The proportion places credential misuse at the center of intrusion activity observed during the reporting period. Identity-based access represented the most frequently identified starting point in the incidents reviewed.
The persistence of identity compromise within industries reflects the continued exposure of authentication systems and user accounts. Credential-related access methods appeared more often than vulnerability exploitation or other technical entry points in the dataset.
Movement to directory services happens quickly
After initial access, attackers frequently pivot toward centralized identity infrastructure. The median time to reach Active Directory was 3.4 hours from the start of the intrusion. That early window represents the period when containment has the greatest potential to limit downstream impact.
AD remains a high value target because it governs authentication, authorization, and policy enforcement across large portions of enterprise environments.

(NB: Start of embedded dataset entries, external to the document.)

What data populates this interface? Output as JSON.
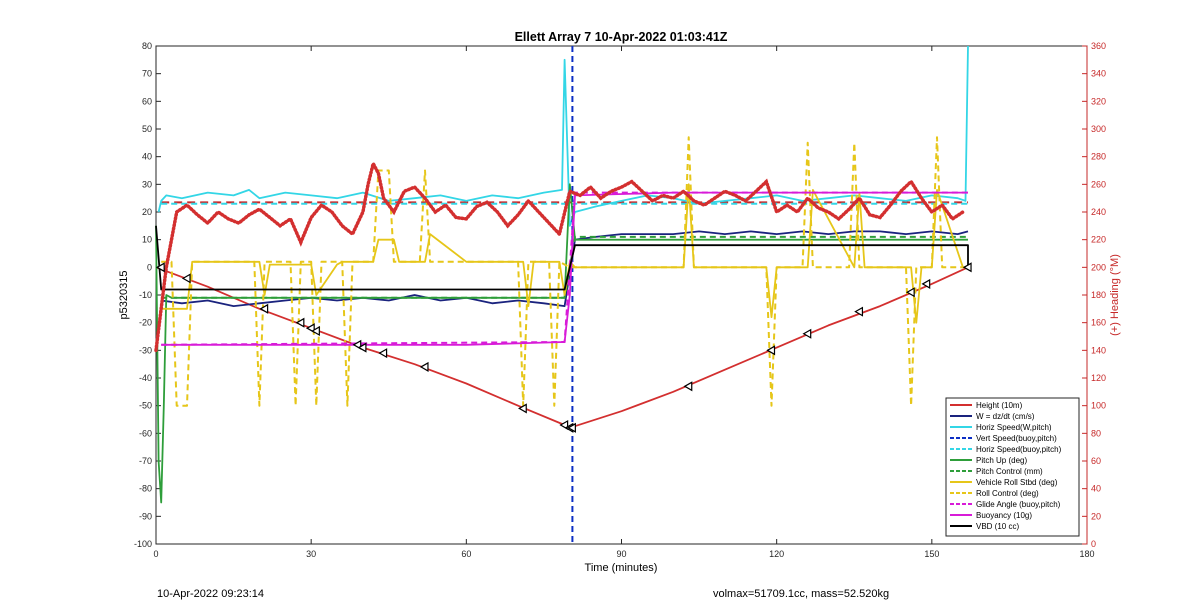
{
  "chart_data": {
    "type": "line",
    "title": "Ellett Array 7 10-Apr-2022 01:03:41Z",
    "xlabel": "Time (minutes)",
    "ylabel": "p5320315",
    "y2label": "(+) Heading (°M)",
    "xlim": [
      0,
      180
    ],
    "ylim": [
      -100,
      80
    ],
    "y2lim": [
      0,
      360
    ],
    "xticks": [
      "0",
      "30",
      "60",
      "90",
      "120",
      "150",
      "180"
    ],
    "yticks": [
      "80",
      "70",
      "60",
      "50",
      "40",
      "30",
      "20",
      "10",
      "0",
      "-10",
      "-20",
      "-30",
      "-40",
      "-50",
      "-60",
      "-70",
      "-80",
      "-90",
      "-100"
    ],
    "y2ticks": [
      "360",
      "340",
      "320",
      "300",
      "280",
      "260",
      "240",
      "220",
      "200",
      "180",
      "160",
      "140",
      "120",
      "100",
      "80",
      "60",
      "40",
      "20",
      "0"
    ],
    "grid": false,
    "legend_position": "bottom-right",
    "colors": {
      "heading_axis": "#c62828"
    },
    "series": [
      {
        "name": "Height (10m)",
        "color": "#d32f2f",
        "style": "solid",
        "x": [
          0,
          10,
          20,
          30,
          40,
          50,
          60,
          70,
          79,
          80,
          90,
          100,
          110,
          120,
          130,
          140,
          150,
          157
        ],
        "y": [
          0,
          -7,
          -15,
          -22,
          -29,
          -35,
          -42,
          -50,
          -57,
          -58,
          -52,
          -45,
          -37,
          -29,
          -21,
          -14,
          -6,
          0
        ]
      },
      {
        "name": "W = dz/dt (cm/s)",
        "color": "#1a237e",
        "style": "solid",
        "x": [
          1,
          5,
          10,
          15,
          20,
          25,
          30,
          35,
          40,
          45,
          50,
          55,
          60,
          65,
          70,
          75,
          79,
          81,
          85,
          90,
          95,
          100,
          105,
          110,
          115,
          120,
          125,
          130,
          135,
          140,
          145,
          150,
          155,
          157
        ],
        "y": [
          -12,
          -13,
          -12,
          -14,
          -13,
          -12,
          -11,
          -12,
          -11,
          -12,
          -10,
          -12,
          -11,
          -13,
          -12,
          -13,
          -14,
          10,
          11,
          12,
          12,
          12,
          13,
          12,
          13,
          12,
          13,
          12,
          13,
          13,
          12,
          13,
          12,
          13
        ]
      },
      {
        "name": "Horiz Speed(W,pitch)",
        "color": "#33d6e6",
        "style": "solid",
        "x": [
          0.5,
          1,
          2,
          5,
          10,
          15,
          18,
          20,
          25,
          30,
          35,
          40,
          45,
          50,
          55,
          60,
          65,
          70,
          75,
          78.5,
          79,
          80,
          81,
          85,
          90,
          95,
          100,
          105,
          110,
          115,
          120,
          125,
          130,
          135,
          140,
          145,
          150,
          155,
          156.5,
          157
        ],
        "y": [
          20,
          24,
          26,
          25,
          27,
          26,
          28,
          25,
          27,
          26,
          25,
          27,
          24,
          25,
          26,
          24,
          26,
          25,
          27,
          28,
          75,
          15,
          20,
          22,
          24,
          26,
          25,
          23,
          24,
          25,
          26,
          24,
          25,
          26,
          25,
          24,
          26,
          25,
          24,
          80
        ]
      },
      {
        "name": "Vert Speed(buoy,pitch)",
        "color": "#0d2fc4",
        "style": "dashed",
        "x": [
          80.5,
          80.5
        ],
        "y": [
          80,
          -100
        ]
      },
      {
        "name": "Horiz Speed(buoy,pitch)",
        "color": "#33d6e6",
        "style": "dashed",
        "x": [
          1,
          79,
          81,
          157
        ],
        "y": [
          23,
          23,
          23,
          23
        ]
      },
      {
        "name": "Pitch Up (deg)",
        "color": "#2e9e3a",
        "style": "solid",
        "x": [
          0,
          0.5,
          1,
          1.5,
          2,
          3,
          5,
          10,
          20,
          30,
          40,
          50,
          60,
          70,
          79,
          80,
          81,
          90,
          100,
          110,
          120,
          130,
          140,
          150,
          157
        ],
        "y": [
          15,
          -70,
          -85,
          -50,
          -10,
          -11,
          -11,
          -11,
          -11,
          -11,
          -11,
          -11,
          -11,
          -11,
          -11,
          30,
          10,
          10,
          10,
          10,
          10,
          10,
          10,
          10,
          10
        ]
      },
      {
        "name": "Pitch Control (mm)",
        "color": "#2e9e3a",
        "style": "dashed",
        "x": [
          1,
          79,
          81,
          157
        ],
        "y": [
          -11,
          -11,
          11,
          11
        ]
      },
      {
        "name": "Vehicle Roll Stbd (deg)",
        "color": "#e6c619",
        "style": "solid",
        "x": [
          1,
          6,
          7,
          20,
          21,
          22,
          23,
          30,
          31,
          35,
          36,
          42,
          43,
          46,
          47,
          52,
          53,
          60,
          71,
          72,
          73,
          78,
          79,
          80,
          81,
          90,
          102,
          103,
          104,
          118,
          119,
          120,
          126,
          127,
          135,
          136,
          137,
          146,
          147,
          148,
          150,
          151,
          156
        ],
        "y": [
          -15,
          -15,
          2,
          2,
          -10,
          1,
          1,
          1,
          -10,
          1,
          2,
          2,
          10,
          10,
          2,
          2,
          12,
          2,
          2,
          -14,
          2,
          2,
          -10,
          2,
          0,
          0,
          0,
          30,
          0,
          0,
          -18,
          0,
          0,
          28,
          0,
          27,
          0,
          0,
          -20,
          0,
          0,
          28,
          0
        ]
      },
      {
        "name": "Roll Control (deg)",
        "color": "#e6c619",
        "style": "dashed",
        "x": [
          1,
          3,
          4,
          6,
          7,
          10,
          15,
          19,
          20,
          21,
          22,
          26,
          27,
          28,
          30,
          31,
          32,
          36,
          37,
          38,
          40,
          42,
          43,
          45,
          46,
          51,
          52,
          53,
          60,
          70,
          71,
          72,
          73,
          76,
          77,
          78,
          80,
          90,
          100,
          102,
          103,
          104,
          110,
          117,
          118,
          119,
          120,
          125,
          126,
          127,
          130,
          134,
          135,
          136,
          137,
          144,
          145,
          146,
          147,
          148,
          150,
          151,
          152,
          157
        ],
        "y": [
          2,
          2,
          -50,
          -50,
          2,
          2,
          2,
          2,
          -50,
          2,
          2,
          2,
          -50,
          2,
          2,
          -50,
          2,
          2,
          -50,
          2,
          2,
          2,
          35,
          35,
          2,
          2,
          35,
          2,
          2,
          2,
          -50,
          2,
          2,
          2,
          -50,
          2,
          0,
          0,
          0,
          0,
          47,
          0,
          0,
          0,
          0,
          -50,
          0,
          0,
          45,
          0,
          0,
          0,
          45,
          0,
          0,
          0,
          0,
          -50,
          0,
          0,
          0,
          47,
          0,
          0
        ]
      },
      {
        "name": "Glide Angle (buoy,pitch)",
        "color": "#d81bd8",
        "style": "dashed",
        "x": [
          1,
          79,
          81,
          157
        ],
        "y": [
          -28,
          -27,
          27,
          27
        ]
      },
      {
        "name": "Buoyancy (10g)",
        "color": "#d81bd8",
        "style": "solid",
        "x": [
          1,
          20,
          40,
          60,
          79,
          80,
          81,
          100,
          120,
          140,
          157
        ],
        "y": [
          -28,
          -28,
          -28,
          -28,
          -27,
          -10,
          26,
          27,
          27,
          27,
          27
        ]
      },
      {
        "name": "VBD (10 cc)",
        "color": "#000000",
        "style": "solid",
        "x": [
          0,
          1,
          20,
          40,
          60,
          79,
          81,
          100,
          120,
          140,
          157,
          157
        ],
        "y": [
          15,
          -8,
          -8,
          -8,
          -8,
          -8,
          8,
          8,
          8,
          8,
          8,
          0
        ]
      }
    ],
    "heading_series": {
      "name": "Heading",
      "color": "#d32f2f",
      "style": "dotted",
      "axis": "right",
      "x": [
        0,
        2,
        4,
        6,
        8,
        10,
        12,
        14,
        16,
        18,
        20,
        22,
        24,
        26,
        28,
        30,
        32,
        34,
        36,
        38,
        40,
        41,
        42,
        43,
        44,
        46,
        48,
        50,
        52,
        54,
        56,
        58,
        60,
        62,
        64,
        66,
        68,
        70,
        72,
        74,
        76,
        78,
        80,
        82,
        84,
        86,
        88,
        90,
        92,
        94,
        96,
        98,
        100,
        102,
        104,
        106,
        108,
        110,
        112,
        114,
        116,
        118,
        120,
        122,
        124,
        126,
        128,
        130,
        132,
        134,
        136,
        138,
        140,
        142,
        144,
        146,
        148,
        150,
        152,
        154,
        156
      ],
      "y": [
        140,
        200,
        240,
        245,
        238,
        232,
        240,
        235,
        232,
        238,
        242,
        236,
        230,
        235,
        218,
        236,
        245,
        240,
        230,
        224,
        240,
        260,
        275,
        268,
        250,
        240,
        255,
        258,
        250,
        240,
        245,
        236,
        235,
        244,
        247,
        240,
        230,
        238,
        248,
        240,
        232,
        224,
        255,
        252,
        258,
        250,
        255,
        258,
        262,
        255,
        248,
        252,
        250,
        255,
        248,
        245,
        250,
        255,
        252,
        248,
        255,
        262,
        240,
        245,
        240,
        250,
        243,
        240,
        235,
        242,
        250,
        238,
        236,
        245,
        255,
        262,
        250,
        240,
        245,
        235,
        240
      ]
    },
    "heading_target": {
      "name": "Heading target",
      "color": "#c62828",
      "style": "dashed",
      "axis": "right",
      "y": 247
    },
    "markers": {
      "x": [
        1,
        6,
        21,
        28,
        30,
        31,
        39,
        40,
        44,
        52,
        71,
        79,
        80,
        80.5,
        103,
        119,
        126,
        136,
        146,
        149,
        157
      ],
      "y": [
        0,
        -4,
        -15,
        -20,
        -22,
        -23,
        -28,
        -29,
        -31,
        -36,
        -51,
        -57,
        -58,
        -58,
        -43,
        -30,
        -24,
        -16,
        -9,
        -6,
        0
      ]
    },
    "legend": [
      "Height (10m)",
      "W = dz/dt (cm/s)",
      "Horiz Speed(W,pitch)",
      "Vert Speed(buoy,pitch)",
      "Horiz Speed(buoy,pitch)",
      "Pitch Up (deg)",
      "Pitch Control (mm)",
      "Vehicle Roll Stbd (deg)",
      "Roll Control (deg)",
      "Glide Angle (buoy,pitch)",
      "Buoyancy (10g)",
      "VBD (10 cc)"
    ]
  },
  "footer": {
    "left": "10-Apr-2022 09:23:14",
    "right": "volmax=51709.1cc, mass=52.520kg"
  }
}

Gaining a foothold there expands visibility into user accounts, group memberships, and administrative pathways.
The speed reflected in the 3.4 hour median underscores how compressed early attack timelines have become. The interval between credential misuse and directory level access can fit within a single work shift.
Throughout the dataset, median dwell time was three days. That figure measures the time between the start of malicious activity and detection by defenders.
A three day window provides room for reconnaissance, credential harvesting, privilege escalation, and staging for ransomware or data theft. It reflects the gap between initial compromise and the point when suspicious behavior surfaces through monitoring tools or investigative response.
Ransomware deployment concentrates outside business hours
Timing patterns show that the most disruptive stages of ransomware incidents often occur when organizations are operating with reduced staffing. In 88% of ransomware cases, encryption was deployed during non business hours.
Data exfiltration followed a similar pattern, with 79% of theft activity also occurring outside the typical workday.
Off hours deployment increases the likelihood that encryption or large scale data transfers proceed without immediate interruption. It places emphasis on monitoring coverage that extends beyond standard schedules.
AI shows incremental impact
Expectations of a dramatic shift driven by generative AI did not materialize in the cases reviewed.
The findings describe generative AI as adding speed, volume, and noise to the threat landscape. Improvements in phishing language, grammar, and personalization reflect that influence. Attackers can produce more polished messages and iterate quickly throughout campaigns, increasing the scale of outreach without changing the underlying access methods.
Generative tools also lower the technical barrier for creating convincing lures, scripts, and fraudulent communications. That effect broadens participation in social engineering activity and supports higher campaign throughput. The technology acts as a force multiplier for existing techniques.
“While it seems inevitable that GenAI will someday cross the threshold into fully autonomous attacks, and possibly generate novel attack vectors and malware along the way, we aren’t there yet. In the short term, the attacker gains will be — again — speed, volume, and democratization,” the researchers said.
The dataset does not identify autonomous AI-driven campaigns replacing established tactics. Identity compromise, directory targeting, ransomware deployment, and data theft remained central elements in the cases examined.